Tested on illumos (OmniOS), possibly modifiable to run on other systems as well.
You are required to create snapshots of your filesystems via some other method (eg. cron jobs). This script only sends existing snapshots to the target backup host.
The program can, but should not, be run as root. Instead, create a user on the source and target systems and delegate the necessary permissions with 'zfs allow' (see the usage message for details).
zfs holds are used to ensure the backup source and target do not get desynchronized (ie. both will always have the incremental source for the next run). This makes it easy to prune old backup snapshots from the target host if you don't want to keep them: just try to destroy them all, and the hold will prevent the removal of the next incremental source.

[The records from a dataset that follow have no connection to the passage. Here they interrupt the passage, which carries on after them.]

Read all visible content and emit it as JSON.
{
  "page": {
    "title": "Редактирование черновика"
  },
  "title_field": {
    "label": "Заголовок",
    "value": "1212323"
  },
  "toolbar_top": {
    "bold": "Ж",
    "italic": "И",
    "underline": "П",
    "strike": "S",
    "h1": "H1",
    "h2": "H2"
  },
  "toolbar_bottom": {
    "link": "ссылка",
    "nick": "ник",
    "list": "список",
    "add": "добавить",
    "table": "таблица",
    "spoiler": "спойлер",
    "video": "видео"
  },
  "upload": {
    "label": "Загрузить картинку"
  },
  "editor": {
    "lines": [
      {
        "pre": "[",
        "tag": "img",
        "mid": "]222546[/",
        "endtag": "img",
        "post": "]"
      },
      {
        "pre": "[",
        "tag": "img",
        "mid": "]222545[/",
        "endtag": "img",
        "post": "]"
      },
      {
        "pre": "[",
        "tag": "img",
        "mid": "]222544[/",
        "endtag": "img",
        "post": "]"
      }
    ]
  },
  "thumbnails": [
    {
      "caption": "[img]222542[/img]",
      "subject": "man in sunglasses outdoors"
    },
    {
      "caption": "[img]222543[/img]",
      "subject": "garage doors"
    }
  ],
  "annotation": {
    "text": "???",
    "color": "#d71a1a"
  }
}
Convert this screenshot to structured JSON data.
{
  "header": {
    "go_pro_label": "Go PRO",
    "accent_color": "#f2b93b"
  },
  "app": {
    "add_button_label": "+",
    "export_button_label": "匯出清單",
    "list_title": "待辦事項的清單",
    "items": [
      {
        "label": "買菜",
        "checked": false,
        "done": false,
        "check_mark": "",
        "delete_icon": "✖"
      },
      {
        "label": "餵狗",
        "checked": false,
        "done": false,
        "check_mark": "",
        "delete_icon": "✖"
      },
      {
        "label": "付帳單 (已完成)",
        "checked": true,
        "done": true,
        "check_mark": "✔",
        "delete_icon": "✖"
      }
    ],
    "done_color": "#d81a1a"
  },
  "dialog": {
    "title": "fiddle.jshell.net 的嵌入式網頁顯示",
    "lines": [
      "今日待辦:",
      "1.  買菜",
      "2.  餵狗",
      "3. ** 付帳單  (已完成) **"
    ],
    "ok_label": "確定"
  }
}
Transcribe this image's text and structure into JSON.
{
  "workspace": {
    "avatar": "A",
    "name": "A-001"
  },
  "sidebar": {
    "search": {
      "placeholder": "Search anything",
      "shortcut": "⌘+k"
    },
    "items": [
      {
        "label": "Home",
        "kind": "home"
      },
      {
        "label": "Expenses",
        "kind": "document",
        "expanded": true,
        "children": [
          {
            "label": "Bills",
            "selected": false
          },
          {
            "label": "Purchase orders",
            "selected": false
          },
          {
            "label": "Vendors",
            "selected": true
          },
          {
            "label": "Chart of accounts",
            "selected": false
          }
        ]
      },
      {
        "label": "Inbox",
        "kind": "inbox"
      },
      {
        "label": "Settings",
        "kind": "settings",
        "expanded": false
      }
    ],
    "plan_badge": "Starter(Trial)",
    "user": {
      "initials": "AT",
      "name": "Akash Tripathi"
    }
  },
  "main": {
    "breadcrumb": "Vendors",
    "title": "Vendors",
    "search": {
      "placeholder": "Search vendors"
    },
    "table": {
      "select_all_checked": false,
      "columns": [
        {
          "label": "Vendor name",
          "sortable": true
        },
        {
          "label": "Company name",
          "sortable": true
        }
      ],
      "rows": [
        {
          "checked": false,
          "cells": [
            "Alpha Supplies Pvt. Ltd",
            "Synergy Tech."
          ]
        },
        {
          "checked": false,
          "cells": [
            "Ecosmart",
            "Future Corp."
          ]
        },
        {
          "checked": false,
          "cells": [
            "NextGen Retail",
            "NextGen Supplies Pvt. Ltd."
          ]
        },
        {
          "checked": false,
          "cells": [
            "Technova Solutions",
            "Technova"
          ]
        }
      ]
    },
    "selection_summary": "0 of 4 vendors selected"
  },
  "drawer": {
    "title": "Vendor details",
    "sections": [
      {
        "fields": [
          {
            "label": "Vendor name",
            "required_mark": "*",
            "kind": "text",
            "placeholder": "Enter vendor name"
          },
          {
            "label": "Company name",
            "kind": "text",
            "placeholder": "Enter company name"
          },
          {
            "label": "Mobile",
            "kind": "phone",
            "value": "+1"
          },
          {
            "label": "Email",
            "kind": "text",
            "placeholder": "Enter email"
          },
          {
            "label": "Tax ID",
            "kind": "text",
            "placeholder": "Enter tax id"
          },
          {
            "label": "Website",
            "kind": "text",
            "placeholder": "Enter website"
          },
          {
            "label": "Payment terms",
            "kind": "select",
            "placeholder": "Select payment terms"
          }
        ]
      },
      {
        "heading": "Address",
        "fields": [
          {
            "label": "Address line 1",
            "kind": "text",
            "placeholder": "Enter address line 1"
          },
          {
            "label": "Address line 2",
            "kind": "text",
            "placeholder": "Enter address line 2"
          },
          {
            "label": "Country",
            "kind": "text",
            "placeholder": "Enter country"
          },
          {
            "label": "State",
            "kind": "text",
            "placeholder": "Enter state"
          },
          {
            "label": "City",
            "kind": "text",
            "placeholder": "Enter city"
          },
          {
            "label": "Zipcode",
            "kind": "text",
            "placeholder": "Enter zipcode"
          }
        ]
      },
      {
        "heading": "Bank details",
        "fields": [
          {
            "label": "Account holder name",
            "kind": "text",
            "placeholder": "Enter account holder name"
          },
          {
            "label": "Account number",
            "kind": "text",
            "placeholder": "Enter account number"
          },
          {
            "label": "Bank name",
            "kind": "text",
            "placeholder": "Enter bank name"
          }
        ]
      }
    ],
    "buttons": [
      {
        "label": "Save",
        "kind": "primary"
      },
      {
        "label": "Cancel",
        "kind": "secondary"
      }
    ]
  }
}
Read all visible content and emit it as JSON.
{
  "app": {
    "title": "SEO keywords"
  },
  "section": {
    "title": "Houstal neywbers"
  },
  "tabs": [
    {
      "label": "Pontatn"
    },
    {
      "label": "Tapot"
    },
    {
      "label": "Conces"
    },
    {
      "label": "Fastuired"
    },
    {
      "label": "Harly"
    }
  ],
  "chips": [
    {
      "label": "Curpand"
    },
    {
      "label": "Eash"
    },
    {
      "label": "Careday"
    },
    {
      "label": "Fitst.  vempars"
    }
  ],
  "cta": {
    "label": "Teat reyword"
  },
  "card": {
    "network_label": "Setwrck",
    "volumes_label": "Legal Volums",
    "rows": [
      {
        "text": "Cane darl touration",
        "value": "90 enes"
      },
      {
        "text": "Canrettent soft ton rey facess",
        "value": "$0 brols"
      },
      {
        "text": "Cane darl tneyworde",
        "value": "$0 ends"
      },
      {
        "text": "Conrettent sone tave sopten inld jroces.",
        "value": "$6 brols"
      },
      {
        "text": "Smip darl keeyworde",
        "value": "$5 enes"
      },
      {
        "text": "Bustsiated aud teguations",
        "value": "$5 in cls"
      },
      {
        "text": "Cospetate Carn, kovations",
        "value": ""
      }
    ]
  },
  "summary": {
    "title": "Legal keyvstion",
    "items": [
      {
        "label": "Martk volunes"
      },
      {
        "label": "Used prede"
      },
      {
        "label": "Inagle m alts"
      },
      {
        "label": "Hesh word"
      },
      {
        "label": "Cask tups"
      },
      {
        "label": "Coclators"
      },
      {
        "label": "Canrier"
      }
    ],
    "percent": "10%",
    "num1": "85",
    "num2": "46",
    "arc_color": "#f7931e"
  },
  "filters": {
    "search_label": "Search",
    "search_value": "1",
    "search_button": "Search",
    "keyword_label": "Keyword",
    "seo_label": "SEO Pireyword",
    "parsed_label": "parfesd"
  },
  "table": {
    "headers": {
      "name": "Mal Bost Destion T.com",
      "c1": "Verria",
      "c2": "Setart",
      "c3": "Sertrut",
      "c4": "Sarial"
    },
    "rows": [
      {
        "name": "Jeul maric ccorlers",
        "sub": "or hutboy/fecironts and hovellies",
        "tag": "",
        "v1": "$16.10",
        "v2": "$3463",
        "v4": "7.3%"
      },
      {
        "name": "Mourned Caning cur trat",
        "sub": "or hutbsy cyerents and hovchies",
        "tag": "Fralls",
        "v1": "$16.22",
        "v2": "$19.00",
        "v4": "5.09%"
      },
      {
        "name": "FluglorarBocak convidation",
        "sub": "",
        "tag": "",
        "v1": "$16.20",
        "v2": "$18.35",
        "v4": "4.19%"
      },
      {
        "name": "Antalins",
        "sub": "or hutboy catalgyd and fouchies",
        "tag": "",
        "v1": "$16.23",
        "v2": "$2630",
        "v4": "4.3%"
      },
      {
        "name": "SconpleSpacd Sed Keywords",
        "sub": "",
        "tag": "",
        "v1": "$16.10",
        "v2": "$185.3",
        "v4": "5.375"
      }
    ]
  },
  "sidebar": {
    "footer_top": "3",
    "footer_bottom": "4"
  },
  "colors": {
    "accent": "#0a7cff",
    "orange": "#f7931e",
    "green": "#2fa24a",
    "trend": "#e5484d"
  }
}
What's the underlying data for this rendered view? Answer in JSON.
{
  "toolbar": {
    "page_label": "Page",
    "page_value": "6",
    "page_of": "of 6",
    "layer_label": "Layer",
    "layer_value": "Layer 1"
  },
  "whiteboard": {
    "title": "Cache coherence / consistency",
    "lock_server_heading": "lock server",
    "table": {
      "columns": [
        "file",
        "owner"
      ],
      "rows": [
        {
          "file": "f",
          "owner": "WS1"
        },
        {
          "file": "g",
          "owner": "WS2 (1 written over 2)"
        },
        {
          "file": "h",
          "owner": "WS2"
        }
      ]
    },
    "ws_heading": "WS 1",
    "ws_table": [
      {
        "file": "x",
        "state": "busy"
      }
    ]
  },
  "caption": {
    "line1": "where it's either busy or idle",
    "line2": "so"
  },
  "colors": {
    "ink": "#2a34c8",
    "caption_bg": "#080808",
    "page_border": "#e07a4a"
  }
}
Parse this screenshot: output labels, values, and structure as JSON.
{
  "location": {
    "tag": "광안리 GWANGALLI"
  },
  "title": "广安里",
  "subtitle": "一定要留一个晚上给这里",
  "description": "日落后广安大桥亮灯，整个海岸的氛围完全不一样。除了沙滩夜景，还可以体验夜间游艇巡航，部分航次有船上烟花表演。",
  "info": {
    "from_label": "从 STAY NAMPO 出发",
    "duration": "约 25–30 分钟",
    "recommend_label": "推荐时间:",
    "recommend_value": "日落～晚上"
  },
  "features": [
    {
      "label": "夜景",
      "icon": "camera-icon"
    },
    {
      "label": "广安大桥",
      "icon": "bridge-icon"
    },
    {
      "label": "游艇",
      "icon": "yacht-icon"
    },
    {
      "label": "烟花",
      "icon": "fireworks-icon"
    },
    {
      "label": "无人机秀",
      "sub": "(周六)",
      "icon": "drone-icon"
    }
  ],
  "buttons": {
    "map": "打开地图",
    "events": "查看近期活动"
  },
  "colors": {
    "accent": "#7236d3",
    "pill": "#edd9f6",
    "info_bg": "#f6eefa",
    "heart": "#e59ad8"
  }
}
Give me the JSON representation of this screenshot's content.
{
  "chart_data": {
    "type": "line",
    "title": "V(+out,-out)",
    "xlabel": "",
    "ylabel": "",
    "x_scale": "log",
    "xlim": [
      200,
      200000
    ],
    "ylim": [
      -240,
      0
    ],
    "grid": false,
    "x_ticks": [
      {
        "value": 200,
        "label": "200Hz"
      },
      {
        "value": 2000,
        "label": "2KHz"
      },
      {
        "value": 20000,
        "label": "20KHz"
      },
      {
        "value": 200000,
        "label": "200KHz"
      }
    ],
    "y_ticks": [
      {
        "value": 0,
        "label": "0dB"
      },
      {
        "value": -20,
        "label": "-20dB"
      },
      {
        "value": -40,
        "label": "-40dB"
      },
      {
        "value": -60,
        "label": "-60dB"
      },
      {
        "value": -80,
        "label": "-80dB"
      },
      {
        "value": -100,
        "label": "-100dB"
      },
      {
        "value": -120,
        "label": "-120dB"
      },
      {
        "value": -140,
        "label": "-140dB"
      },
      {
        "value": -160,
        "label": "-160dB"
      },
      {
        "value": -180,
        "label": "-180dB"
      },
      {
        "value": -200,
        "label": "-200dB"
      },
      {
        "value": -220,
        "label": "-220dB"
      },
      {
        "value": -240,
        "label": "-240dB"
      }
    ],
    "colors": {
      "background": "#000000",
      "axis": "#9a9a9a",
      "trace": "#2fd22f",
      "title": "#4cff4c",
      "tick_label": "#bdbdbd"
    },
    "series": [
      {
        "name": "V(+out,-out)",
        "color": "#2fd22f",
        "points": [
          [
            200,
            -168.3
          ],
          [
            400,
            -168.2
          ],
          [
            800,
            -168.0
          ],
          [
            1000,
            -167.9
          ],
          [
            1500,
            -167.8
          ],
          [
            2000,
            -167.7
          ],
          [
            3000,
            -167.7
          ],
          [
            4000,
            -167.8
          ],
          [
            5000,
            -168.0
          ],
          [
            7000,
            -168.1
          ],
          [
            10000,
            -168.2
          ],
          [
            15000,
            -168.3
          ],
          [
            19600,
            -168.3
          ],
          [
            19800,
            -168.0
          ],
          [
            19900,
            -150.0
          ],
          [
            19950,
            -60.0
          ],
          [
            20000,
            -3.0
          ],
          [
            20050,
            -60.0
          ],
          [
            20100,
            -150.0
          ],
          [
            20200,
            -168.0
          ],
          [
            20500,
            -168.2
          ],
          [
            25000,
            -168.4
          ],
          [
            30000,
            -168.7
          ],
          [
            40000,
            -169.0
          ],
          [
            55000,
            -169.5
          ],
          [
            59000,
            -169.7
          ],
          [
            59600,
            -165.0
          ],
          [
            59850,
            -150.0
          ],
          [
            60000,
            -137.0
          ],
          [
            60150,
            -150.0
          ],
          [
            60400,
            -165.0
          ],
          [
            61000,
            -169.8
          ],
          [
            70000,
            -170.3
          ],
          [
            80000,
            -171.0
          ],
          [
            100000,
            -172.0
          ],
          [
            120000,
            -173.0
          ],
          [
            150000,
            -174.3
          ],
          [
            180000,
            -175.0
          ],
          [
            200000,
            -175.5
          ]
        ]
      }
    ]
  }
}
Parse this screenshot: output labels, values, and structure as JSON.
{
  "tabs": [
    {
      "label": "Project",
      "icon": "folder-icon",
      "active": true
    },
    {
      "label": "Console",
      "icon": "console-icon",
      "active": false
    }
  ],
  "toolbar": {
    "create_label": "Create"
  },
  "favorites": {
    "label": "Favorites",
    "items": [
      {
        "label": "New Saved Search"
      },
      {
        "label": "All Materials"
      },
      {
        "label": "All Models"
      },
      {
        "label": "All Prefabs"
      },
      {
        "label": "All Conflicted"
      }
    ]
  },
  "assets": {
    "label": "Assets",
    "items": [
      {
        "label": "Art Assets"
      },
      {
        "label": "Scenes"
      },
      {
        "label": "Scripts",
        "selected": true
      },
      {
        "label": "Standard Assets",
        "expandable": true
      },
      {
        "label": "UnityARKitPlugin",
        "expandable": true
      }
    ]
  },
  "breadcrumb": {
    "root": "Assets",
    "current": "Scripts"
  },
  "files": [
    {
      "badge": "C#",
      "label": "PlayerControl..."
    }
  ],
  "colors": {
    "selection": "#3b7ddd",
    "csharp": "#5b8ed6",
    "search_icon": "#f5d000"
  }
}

A full backup run sends all available snapshots and is thus quite slow, but consequent incrementals should be much faster since intermediate snapshots are not sent. We are considering limiting the initial backup to a single snapshot in the future (but this isn't trivial since illumos zfs cannot send a single recursive snapshot as of this writing).
Recursive holds and send -R were chosen in favor of property-based exclude because it is simpler to create a well-performing system this way, since send -R can send multiple snapshots over one pipe. Sending each fs separately, as is required for property-based exclude, would mean a pipe and thus an ssh connection for each filesystem (or ssh multiplexing, which SunSSH does not do), which is prohibitively slow at least for our use case of several thousands of smallish home directory file systems.